Plusieurs compagnies automobiles ont fermé leurs portes ou ont signalé qu’elles étaient sur le point de le faire parce que les pièces et le personnel ne pouvaient pas traverser la frontière au pont Ambassador, le passage le plus achalandé au Canada.
Flavio Volpe, président de l’Automotive Parts Manufacturers ‘Association, a déclaré au bureau d’Alghabra que les usines devraient fermer « si les choses deviennent critiques » et « il y a des inquiétudes concernant la sauvegarde des articles du côté américain ».
Le blocus de six jours du pont a interrompu des échanges estimés à 2,3 milliards de dollars, selon l’analyse de Transports Canada.
À un moment donné, General Motors prévoyait de louer un brise-glace et d’expédier des véhicules et des pièces à travers les Grands Lacs, du moins selon un récit de seconde main dans un courriel du 11 février de Julie Turcotte, une haut fonctionnaire du ministère des Finances.
Les entreprises étaient « très, très inquiètes de ne pas avoir de prévisibilité quant au moment où elles peuvent déplacer leurs produits et où », a déclaré l’économiste en chef de Transports Canada, Christian Dea, à la commission lors de son témoignage mercredi après-midi.
Dea a analysé les chiffres de l’impact économique des blocus tout au long de la manifestation.
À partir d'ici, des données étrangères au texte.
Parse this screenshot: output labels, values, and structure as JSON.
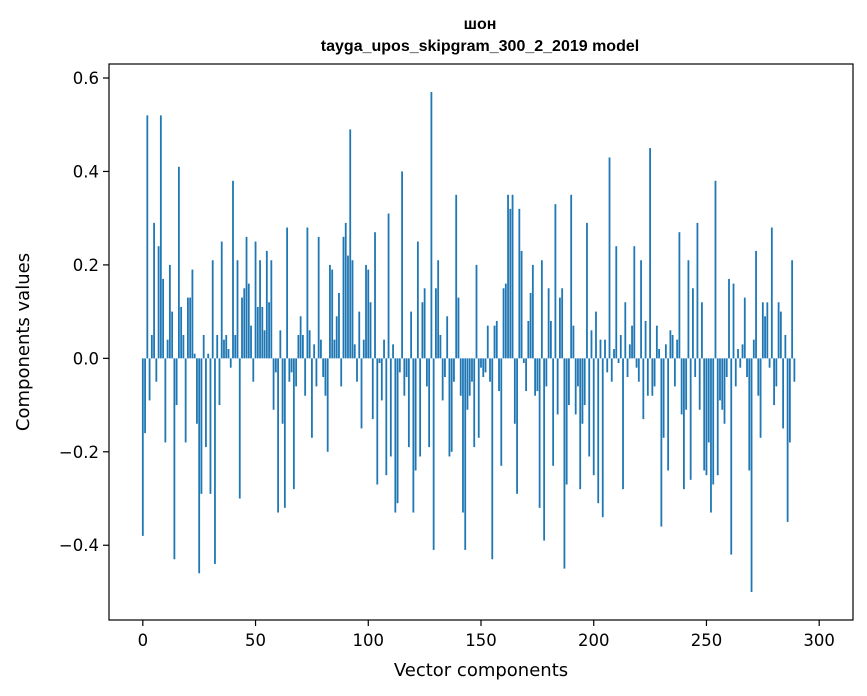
{
  "chart_data": {
    "type": "bar",
    "title": "шон",
    "subtitle": "tayga_upos_skipgram_300_2_2019 model",
    "xlabel": "Vector components",
    "ylabel": "Components values",
    "xlim": [
      -15,
      315
    ],
    "ylim": [
      -0.56,
      0.63
    ],
    "x_ticks": [
      0,
      50,
      100,
      150,
      200,
      250,
      300
    ],
    "y_ticks": [
      -0.4,
      -0.2,
      0.0,
      0.2,
      0.4,
      0.6
    ],
    "y_tick_labels": [
      "−0.4",
      "−0.2",
      "0.0",
      "0.2",
      "0.4",
      "0.6"
    ],
    "grid": false,
    "color": "#1f77b4",
    "values": [
      -0.38,
      -0.16,
      0.52,
      -0.09,
      0.05,
      0.29,
      -0.05,
      0.24,
      0.52,
      0.17,
      -0.18,
      0.04,
      0.2,
      0.1,
      -0.43,
      -0.1,
      0.41,
      0.11,
      0.05,
      -0.18,
      0.13,
      0.13,
      0.19,
      0.01,
      -0.14,
      -0.46,
      -0.29,
      0.05,
      -0.19,
      0.01,
      -0.29,
      0.21,
      -0.44,
      0.05,
      -0.1,
      0.25,
      0.04,
      0.05,
      0.02,
      -0.02,
      0.38,
      0.05,
      0.21,
      -0.3,
      0.13,
      0.15,
      0.26,
      0.16,
      0.07,
      -0.05,
      0.25,
      0.11,
      0.21,
      0.11,
      0.06,
      0.23,
      0.12,
      0.21,
      -0.11,
      -0.03,
      -0.33,
      0.06,
      -0.14,
      -0.32,
      0.28,
      -0.05,
      -0.03,
      -0.28,
      -0.06,
      0.05,
      0.09,
      0.05,
      -0.08,
      0.28,
      0.06,
      -0.17,
      0.03,
      -0.06,
      0.26,
      0.04,
      -0.04,
      -0.08,
      -0.2,
      0.2,
      0.19,
      0.04,
      0.09,
      0.14,
      -0.06,
      0.26,
      0.29,
      0.22,
      0.49,
      0.21,
      0.03,
      -0.05,
      0.1,
      -0.15,
      0.04,
      0.2,
      0.19,
      0.12,
      -0.13,
      0.27,
      -0.27,
      -0.01,
      -0.09,
      0.04,
      -0.25,
      0.31,
      -0.21,
      0.03,
      -0.33,
      -0.31,
      -0.03,
      0.4,
      -0.08,
      -0.04,
      -0.19,
      0.1,
      -0.33,
      -0.24,
      0.25,
      -0.21,
      0.12,
      0.15,
      -0.06,
      -0.19,
      0.57,
      -0.41,
      0.15,
      0.21,
      0.05,
      -0.09,
      -0.04,
      0.09,
      -0.21,
      -0.2,
      -0.05,
      0.35,
      0.13,
      -0.08,
      -0.33,
      -0.41,
      -0.11,
      -0.08,
      -0.05,
      -0.19,
      0.2,
      -0.17,
      -0.02,
      -0.04,
      -0.03,
      0.07,
      -0.05,
      -0.43,
      0.07,
      0.08,
      -0.07,
      -0.23,
      0.15,
      0.16,
      0.35,
      0.32,
      0.35,
      -0.14,
      -0.29,
      0.32,
      0.23,
      -0.01,
      -0.07,
      0.08,
      0.14,
      0.2,
      -0.08,
      -0.07,
      -0.32,
      0.21,
      -0.39,
      -0.06,
      0.15,
      0.08,
      -0.23,
      0.33,
      -0.12,
      0.13,
      0.15,
      -0.45,
      -0.27,
      -0.1,
      0.35,
      0.07,
      -0.12,
      -0.06,
      -0.28,
      -0.14,
      -0.1,
      0.29,
      -0.21,
      0.06,
      -0.25,
      0.1,
      -0.31,
      0.04,
      -0.34,
      0.04,
      -0.03,
      0.43,
      -0.05,
      0.02,
      0.24,
      -0.01,
      0.05,
      -0.28,
      0.12,
      -0.04,
      0.03,
      0.07,
      0.24,
      -0.02,
      -0.05,
      0.21,
      -0.13,
      0.08,
      -0.08,
      0.45,
      -0.08,
      -0.06,
      0.07,
      0.02,
      -0.36,
      -0.17,
      0.03,
      -0.24,
      0.06,
      0.05,
      -0.06,
      0.04,
      0.27,
      -0.12,
      -0.28,
      -0.11,
      0.21,
      -0.26,
      0.15,
      -0.04,
      0.29,
      -0.11,
      0.12,
      -0.24,
      -0.25,
      -0.18,
      -0.33,
      -0.27,
      0.38,
      -0.25,
      -0.09,
      -0.11,
      -0.14,
      -0.04,
      0.17,
      -0.42,
      0.16,
      -0.06,
      0.02,
      -0.02,
      0.03,
      0.13,
      -0.04,
      -0.24,
      -0.5,
      0.04,
      0.23,
      -0.08,
      -0.17,
      0.12,
      0.09,
      0.12,
      -0.02,
      0.28,
      -0.1,
      -0.06,
      0.12,
      0.1,
      -0.15,
      0.05,
      -0.35,
      -0.18,
      0.21,
      -0.05
    ]
  }
}
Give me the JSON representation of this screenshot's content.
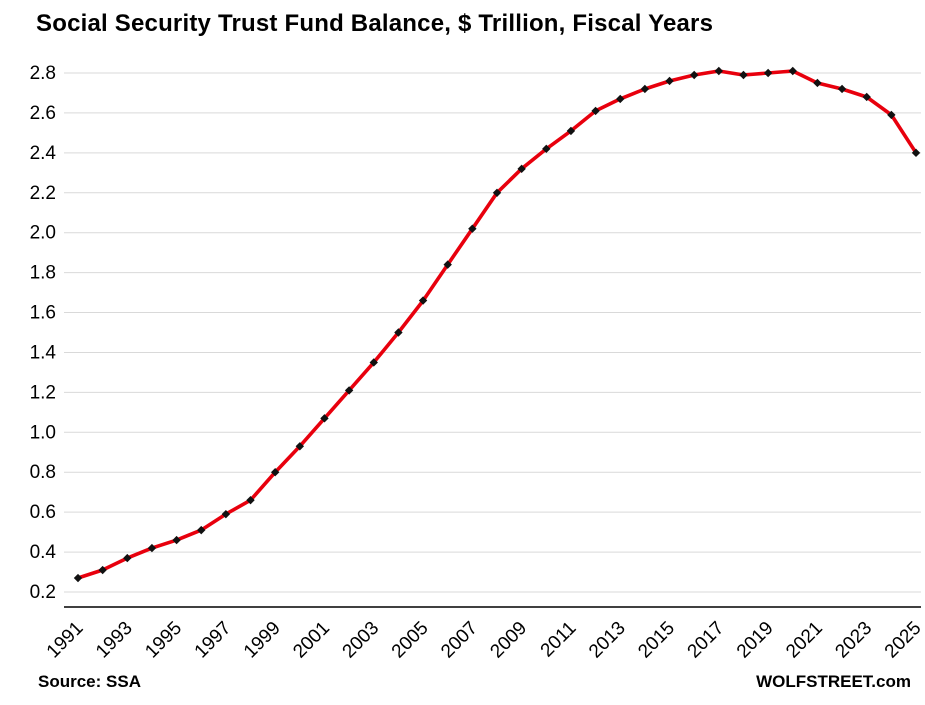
{
  "title": "Social Security Trust Fund Balance, $ Trillion, Fiscal Years",
  "footer": {
    "source": "Source: SSA",
    "brand": "WOLFSTREET.com"
  },
  "chart_data": {
    "type": "line",
    "title": "Social Security Trust Fund Balance, $ Trillion, Fiscal Years",
    "xlabel": "",
    "ylabel": "",
    "x": [
      1991,
      1992,
      1993,
      1994,
      1995,
      1996,
      1997,
      1998,
      1999,
      2000,
      2001,
      2002,
      2003,
      2004,
      2005,
      2006,
      2007,
      2008,
      2009,
      2010,
      2011,
      2012,
      2013,
      2014,
      2015,
      2016,
      2017,
      2018,
      2019,
      2020,
      2021,
      2022,
      2023,
      2024,
      2025
    ],
    "values": [
      0.27,
      0.31,
      0.37,
      0.42,
      0.46,
      0.51,
      0.59,
      0.66,
      0.8,
      0.93,
      1.07,
      1.21,
      1.35,
      1.5,
      1.66,
      1.84,
      2.02,
      2.2,
      2.32,
      2.42,
      2.51,
      2.61,
      2.67,
      2.72,
      2.76,
      2.79,
      2.81,
      2.79,
      2.8,
      2.81,
      2.75,
      2.72,
      2.68,
      2.59,
      2.4
    ],
    "x_tick_labels": [
      "1991",
      "1993",
      "1995",
      "1997",
      "1999",
      "2001",
      "2003",
      "2005",
      "2007",
      "2009",
      "2011",
      "2013",
      "2015",
      "2017",
      "2019",
      "2021",
      "2023",
      "2025"
    ],
    "y_ticks": [
      0.2,
      0.4,
      0.6,
      0.8,
      1.0,
      1.2,
      1.4,
      1.6,
      1.8,
      2.0,
      2.2,
      2.4,
      2.6,
      2.8
    ],
    "ylim": [
      0.125,
      2.95
    ],
    "xlim": [
      1991,
      2025
    ],
    "grid": "horizontal",
    "legend": "none",
    "line_color": "#e8000d",
    "line_width": 3.6,
    "marker": "diamond",
    "marker_color": "#111111",
    "gridline_color": "#d9d9d9",
    "axis_color": "#000000",
    "tick_label_color": "#000000"
  }
}
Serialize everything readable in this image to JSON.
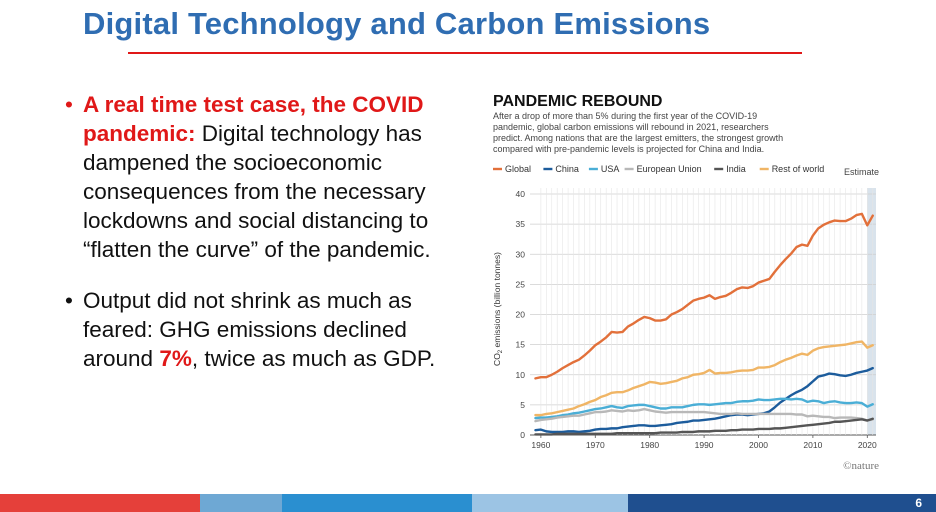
{
  "slide": {
    "title": "Digital Technology and Carbon Emissions",
    "page_number": "6",
    "bullets": [
      {
        "highlight": "A real time test case, the COVID pandemic:",
        "text": " Digital technology has dampened the socioeconomic consequences from the necessary lockdowns and social distancing to “flatten the curve” of the pandemic."
      },
      {
        "text_before": "Output did not shrink as much as feared: GHG emissions declined around ",
        "highlight": "7%",
        "text_after": ", twice as much as GDP."
      }
    ]
  },
  "chart_data": {
    "type": "line",
    "title": "PANDEMIC REBOUND",
    "subtitle_lines": [
      "After a drop of more than 5% during the first year of the COVID-19",
      "pandemic, global carbon emissions will rebound in 2021, researchers",
      "predict. Among nations that are the largest emitters, the strongest growth",
      "compared with pre-pandemic levels is projected for China and India."
    ],
    "ylabel": "CO2 emissions (billion tonnes)",
    "ylabel_main": "CO",
    "ylabel_sub": "2",
    "ylabel_rest": " emissions (billion tonnes)",
    "xlim": [
      1958,
      2021.6
    ],
    "ylim": [
      0,
      40
    ],
    "x_ticks": [
      1960,
      1970,
      1980,
      1990,
      2000,
      2010,
      2020
    ],
    "y_ticks": [
      0,
      5,
      10,
      15,
      20,
      25,
      30,
      35,
      40
    ],
    "grid": true,
    "legend_position": "top",
    "estimate_label": "Estimate",
    "estimate_range": [
      2020,
      2021.6
    ],
    "credit": "©nature",
    "x": [
      1959,
      1960,
      1961,
      1962,
      1963,
      1964,
      1965,
      1966,
      1967,
      1968,
      1969,
      1970,
      1971,
      1972,
      1973,
      1974,
      1975,
      1976,
      1977,
      1978,
      1979,
      1980,
      1981,
      1982,
      1983,
      1984,
      1985,
      1986,
      1987,
      1988,
      1989,
      1990,
      1991,
      1992,
      1993,
      1994,
      1995,
      1996,
      1997,
      1998,
      1999,
      2000,
      2001,
      2002,
      2003,
      2004,
      2005,
      2006,
      2007,
      2008,
      2009,
      2010,
      2011,
      2012,
      2013,
      2014,
      2015,
      2016,
      2017,
      2018,
      2019,
      2020,
      2021
    ],
    "series": [
      {
        "name": "Global",
        "color": "#e2703a",
        "values": [
          9.4,
          9.6,
          9.6,
          10,
          10.5,
          11.1,
          11.6,
          12.1,
          12.5,
          13.2,
          14,
          14.9,
          15.5,
          16.2,
          17.1,
          17,
          17.1,
          18,
          18.5,
          19.1,
          19.6,
          19.4,
          19,
          19,
          19.2,
          20,
          20.4,
          20.9,
          21.6,
          22.3,
          22.6,
          22.8,
          23.2,
          22.6,
          22.9,
          23.1,
          23.6,
          24.2,
          24.5,
          24.4,
          24.7,
          25.3,
          25.6,
          25.9,
          27.1,
          28.2,
          29.2,
          30.1,
          31.2,
          31.6,
          31.4,
          33.1,
          34.3,
          34.9,
          35.3,
          35.6,
          35.5,
          35.5,
          35.9,
          36.5,
          36.7,
          34.8,
          36.4
        ]
      },
      {
        "name": "China",
        "color": "#1c5c9c",
        "values": [
          0.8,
          0.9,
          0.6,
          0.5,
          0.5,
          0.5,
          0.6,
          0.6,
          0.5,
          0.6,
          0.7,
          0.9,
          1,
          1,
          1.1,
          1.1,
          1.3,
          1.4,
          1.5,
          1.6,
          1.6,
          1.5,
          1.5,
          1.6,
          1.7,
          1.8,
          2,
          2.1,
          2.2,
          2.4,
          2.4,
          2.5,
          2.6,
          2.7,
          2.9,
          3.1,
          3.3,
          3.4,
          3.4,
          3.3,
          3.4,
          3.5,
          3.6,
          3.9,
          4.6,
          5.4,
          6,
          6.6,
          7.1,
          7.5,
          8.1,
          8.9,
          9.7,
          9.9,
          10.2,
          10.1,
          9.9,
          9.8,
          10,
          10.3,
          10.5,
          10.7,
          11.1
        ]
      },
      {
        "name": "USA",
        "color": "#4aaed6",
        "values": [
          2.8,
          2.9,
          2.9,
          3,
          3.1,
          3.3,
          3.4,
          3.6,
          3.7,
          3.9,
          4.1,
          4.3,
          4.4,
          4.6,
          4.8,
          4.6,
          4.5,
          4.8,
          4.9,
          5,
          5,
          4.8,
          4.6,
          4.4,
          4.4,
          4.6,
          4.6,
          4.6,
          4.8,
          5,
          5.1,
          5.1,
          5,
          5.1,
          5.2,
          5.3,
          5.3,
          5.5,
          5.6,
          5.6,
          5.7,
          5.9,
          5.8,
          5.8,
          5.9,
          6,
          6,
          5.9,
          6,
          5.9,
          5.5,
          5.7,
          5.6,
          5.3,
          5.5,
          5.6,
          5.4,
          5.3,
          5.3,
          5.4,
          5.3,
          4.7,
          5.1
        ]
      },
      {
        "name": "European Union",
        "color": "#b8b8b8",
        "values": [
          2.3,
          2.5,
          2.6,
          2.7,
          2.9,
          3,
          3.1,
          3.2,
          3.2,
          3.4,
          3.6,
          3.8,
          3.8,
          3.9,
          4.1,
          4,
          3.9,
          4.1,
          4,
          4.1,
          4.3,
          4.1,
          3.9,
          3.8,
          3.7,
          3.8,
          3.8,
          3.8,
          3.8,
          3.8,
          3.8,
          3.8,
          3.7,
          3.6,
          3.5,
          3.5,
          3.5,
          3.6,
          3.5,
          3.5,
          3.5,
          3.5,
          3.5,
          3.5,
          3.5,
          3.5,
          3.5,
          3.5,
          3.4,
          3.4,
          3.1,
          3.2,
          3.1,
          3,
          3,
          2.8,
          2.9,
          2.9,
          2.9,
          2.8,
          2.7,
          2.4,
          2.6
        ]
      },
      {
        "name": "India",
        "color": "#555555",
        "values": [
          0.1,
          0.1,
          0.1,
          0.1,
          0.2,
          0.2,
          0.2,
          0.2,
          0.2,
          0.2,
          0.2,
          0.2,
          0.2,
          0.2,
          0.2,
          0.3,
          0.3,
          0.3,
          0.3,
          0.3,
          0.3,
          0.3,
          0.3,
          0.4,
          0.4,
          0.4,
          0.4,
          0.5,
          0.5,
          0.5,
          0.6,
          0.6,
          0.6,
          0.7,
          0.7,
          0.7,
          0.8,
          0.8,
          0.9,
          0.9,
          0.9,
          1,
          1,
          1,
          1.1,
          1.1,
          1.2,
          1.3,
          1.4,
          1.5,
          1.6,
          1.7,
          1.8,
          1.9,
          2,
          2.2,
          2.2,
          2.3,
          2.4,
          2.5,
          2.6,
          2.4,
          2.7
        ]
      },
      {
        "name": "Rest of world",
        "color": "#f0b565",
        "values": [
          3.3,
          3.3,
          3.5,
          3.6,
          3.8,
          4,
          4.2,
          4.4,
          4.8,
          5.1,
          5.5,
          5.8,
          6.3,
          6.6,
          7,
          7.1,
          7.1,
          7.4,
          7.8,
          8.1,
          8.4,
          8.8,
          8.7,
          8.5,
          8.6,
          8.8,
          9,
          9.4,
          9.6,
          10,
          10.1,
          10.3,
          10.8,
          10.2,
          10.3,
          10.3,
          10.4,
          10.6,
          10.7,
          10.7,
          10.8,
          11.2,
          11.2,
          11.3,
          11.6,
          12.1,
          12.5,
          12.8,
          13.2,
          13.5,
          13.3,
          14,
          14.4,
          14.6,
          14.7,
          14.8,
          14.9,
          15,
          15.2,
          15.4,
          15.5,
          14.5,
          14.9
        ]
      }
    ]
  }
}
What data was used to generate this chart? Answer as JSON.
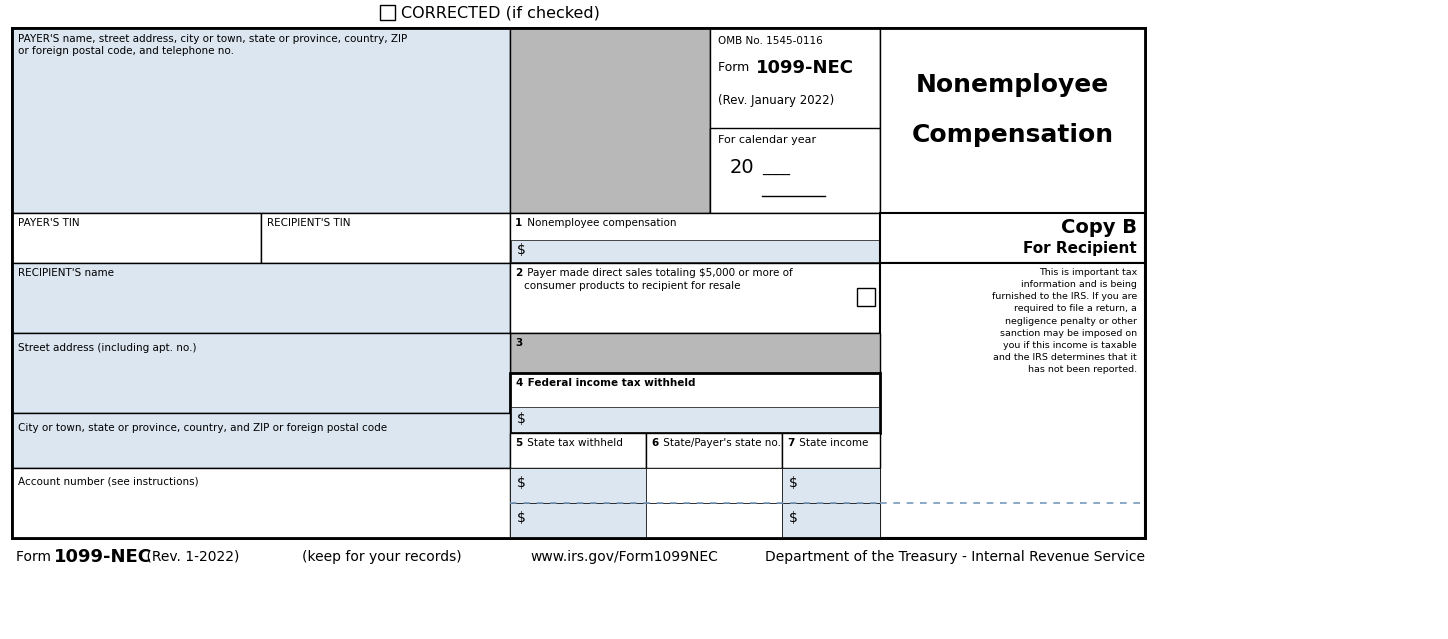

Les impacts sur le PIB du Canada « semblaient importants » d’après son analyse, a déclaré Turcotte dans son courriel du 11 février.
Brendan Miller, un avocat qui représente les organisateurs de la manifestation « Freedom Convoy » à Ottawa, a présenté une autre analyse beaucoup plus optimiste publiée par Statistique Canada en avril.
« Dans l’ensemble, les passages frontaliers bloqués semblent avoir eu peu d’impact sur les valeurs globales des importations et des exportations canadiennes en février », conclut le rapport de Statistique Canada.
L’analyse a montré que le trafic transfrontalier a diminué dans les endroits où des manifestations ont eu lieu, mais a été compensé par un trafic plus important aux points de passage à proximité, car les camions ont emprunté différentes routes vers les États-Unis pour éviter les blocages.
Michael Keenan, le sous-ministre de Transports Canada, a déclaré à la commission que certains des coûts pour l’économie canadienne ne pouvaient être mesurés.
Keenan a déclaré que les blocages n’auraient pas pu arriver à un pire moment, car plusieurs entreprises américaines délibéraient sur de nouveaux investissements dans des projets automobiles en Ontario.
Lorsque Ford Canada a arrêté la production d’une usine d’Oakville pendant le blocus frontalier de Windsor, le chef de cabinet d’Alghabra a noté que la situation était considérée par les sociétés mères américaines comme « juste une autre raison de ne pas investir au Canada ».
« Nous avons vu une question croissante quant à savoir si le Canada était un partenaire commercial fiable et si ces corridors commerciaux resteront ouverts », a déclaré Keenan à la commission mercredi. « C’est vraiment important car cela affecte les décisions d’investissement. »
En fin de compte, bon nombre de ces investissements majeurs dans de nouvelles usines au Canada ont abouti, mais il a qualifié cela de « quasi-accident ».
Il a déclaré à la commission que le gouvernement devrait envisager un régime législatif national pour protéger les corridors commerciaux et de meilleurs plans d’urgence qui incluent les trois niveaux de gouvernement.
Les audiences de l’enquête publique ont commencé à la mi-octobre et devraient se terminer à la fin de la semaine prochaine, avec un rapport final devant être présenté au Parlement en février.
Ce rapport de La Presse canadienne a été publié pour la première fois le 16 novembre 2022.